In terms of its memory layout, the RTX 2070 has arrived with the same 8GB GDDR6 VRAM as the RTX 2080, running along an aggregated 256-bit memory bus. With the memory running at 14Gbps, it has some serious bandwidth to play with.
|VRAM||11GB GDDR6||8GB GDDR6||8GB GDDR6||11GB GDDR5X||8GB GDDR5X||8GB GDDR5|
The RTX 2070 costs a rather eye-watering $499 (£469) as a minimum. In other words, the same price as the GTX 1080 was adjusted to once the GTX 1080 Ti launched.
Nvidia’s factory overclocked Founder’s Edition, once again, comes at a premium over the reference cards. The Founder’s Edition RTX 2070 costs $599 (£569).
The first few reviews are now live for Nvidia’s RTX 2070 and it looks like the RTX 2070 sits somewhere between the GTX 1080 and GTX 1080 Ti relative to the last generation of graphics cards from the green team. Across a wide range of titles and various first-hand accounts, the entry-level Turing GPU manages to lead the GTX 1080 by anything from a few percentage points all the way up to 20%.
There are a few titles, however, that the RTX 2070 performs notably worse. Specifically, Far Cry 5 looks to be a tough title for Nvidia’s latest, with stock-clocked RTX 2070 performance occasionally even falling behind the GTX 1080 by a small margin.
The entry-level Turing GPU manages to lead the GTX 1080 by anything from a few percentage points all the way up to 20%
Overall, however, the extra oomph in the Turing architecture – and a healthy dose of CUDA cores – amounts to a 7-10% average performance increase over the last gen GTX 1080. The factory overclocked cards, such as the Founders Edition, look to account for a few extra percentage points on average, too.
The RTX 2070 is reportedly around 20-30% off the pace of its bigger sibling, the RTX 2080. But, rather unsurprisingly, it does manage to easily walk all over the GTX 1070, offering performance increases anywhere between 20-40% of what the Pascal card can manage.
While this is a pretty impressive performance boost by generation, the price tag of the GTX 1080 has not only been met, but surpassed by the RTX 2070 Founders Edition at $599, so it’s not exactly a clear win for gamers in terms of raw performance.

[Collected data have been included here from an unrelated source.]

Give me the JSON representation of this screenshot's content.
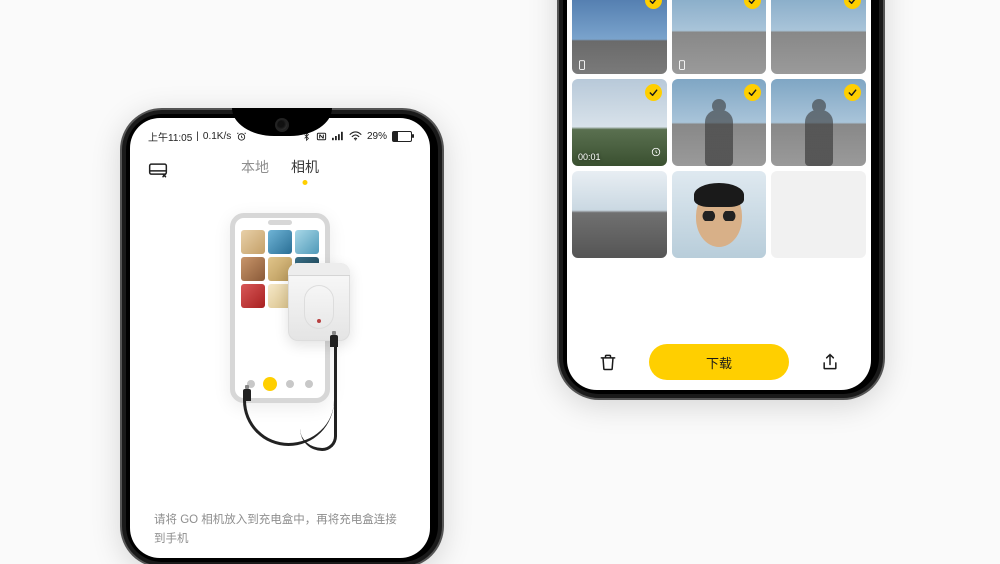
{
  "colors": {
    "accent": "#ffcf00"
  },
  "left": {
    "status": {
      "time": "上午11:05",
      "net_speed": "0.1K/s",
      "battery_pct": "29%"
    },
    "tabs": {
      "local": "本地",
      "camera": "相机",
      "active": "camera"
    },
    "hint": "请将 GO 相机放入到充电盒中，再将充电盒连接到手机"
  },
  "right": {
    "tiles": [
      {
        "selected": false,
        "kind": "partial-person"
      },
      {
        "selected": false,
        "kind": "partial-person"
      },
      {
        "selected": false,
        "kind": "partial-person"
      },
      {
        "selected": true,
        "kind": "sky-dark",
        "video": true
      },
      {
        "selected": true,
        "kind": "sky",
        "video": true
      },
      {
        "selected": true,
        "kind": "sky"
      },
      {
        "selected": true,
        "kind": "dusk",
        "duration": "00:01",
        "clock": true
      },
      {
        "selected": true,
        "kind": "person"
      },
      {
        "selected": true,
        "kind": "person"
      },
      {
        "selected": false,
        "kind": "city"
      },
      {
        "selected": false,
        "kind": "selfie"
      },
      {
        "selected": false,
        "kind": "blank"
      }
    ],
    "download_label": "下载"
  }
}
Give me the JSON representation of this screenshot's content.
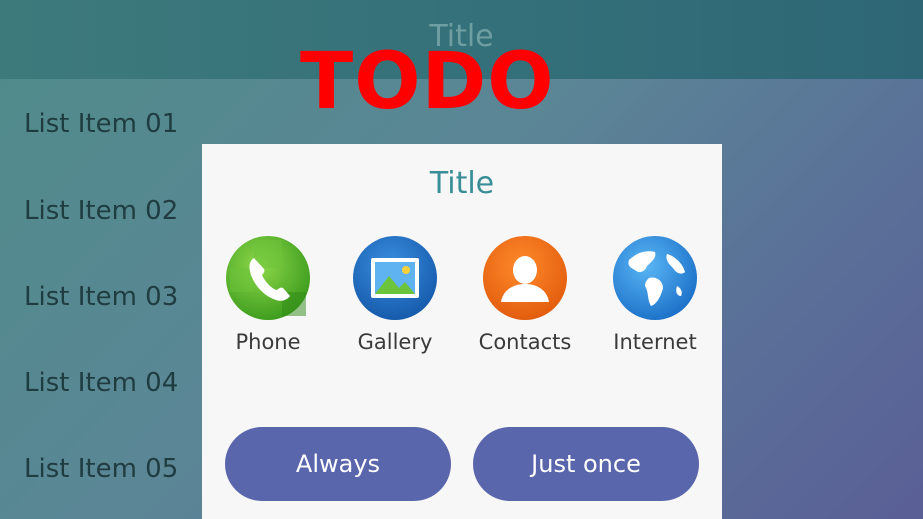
{
  "header": {
    "title": "Title"
  },
  "list": {
    "items": [
      {
        "label": "List Item 01"
      },
      {
        "label": "List Item 02"
      },
      {
        "label": "List Item 03"
      },
      {
        "label": "List Item 04"
      },
      {
        "label": "List Item 05"
      }
    ]
  },
  "overlay": {
    "todo_text": "TODO"
  },
  "popup": {
    "title": "Title",
    "apps": [
      {
        "label": "Phone",
        "icon": "phone-icon"
      },
      {
        "label": "Gallery",
        "icon": "gallery-icon"
      },
      {
        "label": "Contacts",
        "icon": "contacts-icon"
      },
      {
        "label": "Internet",
        "icon": "internet-icon"
      }
    ],
    "buttons": {
      "always": "Always",
      "just_once": "Just once"
    }
  },
  "colors": {
    "accent": "#3a8e97",
    "button": "#5a66ac",
    "todo": "#ff0000"
  }
}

If reference cards rocking stock clocks do make it out to the market at the base price of $499, however, the price difference won’t be quite so difficult to parse. Let’s hope third-party stock clocked reference cards aren’t hard to come by.
It’s a very different Nvidia launch than we’ve previously seen, with the ultra-enthusiast cards coming out at the very beginning of a generation. And maybe that’s because Nvidia doesn’t really see a lot of challenge in the high-end space, with the AMD Navi GPU generation only likely to try and compete at the mainstream level, and Intel around two years away from getting anything that will even function as a discrete graphics card.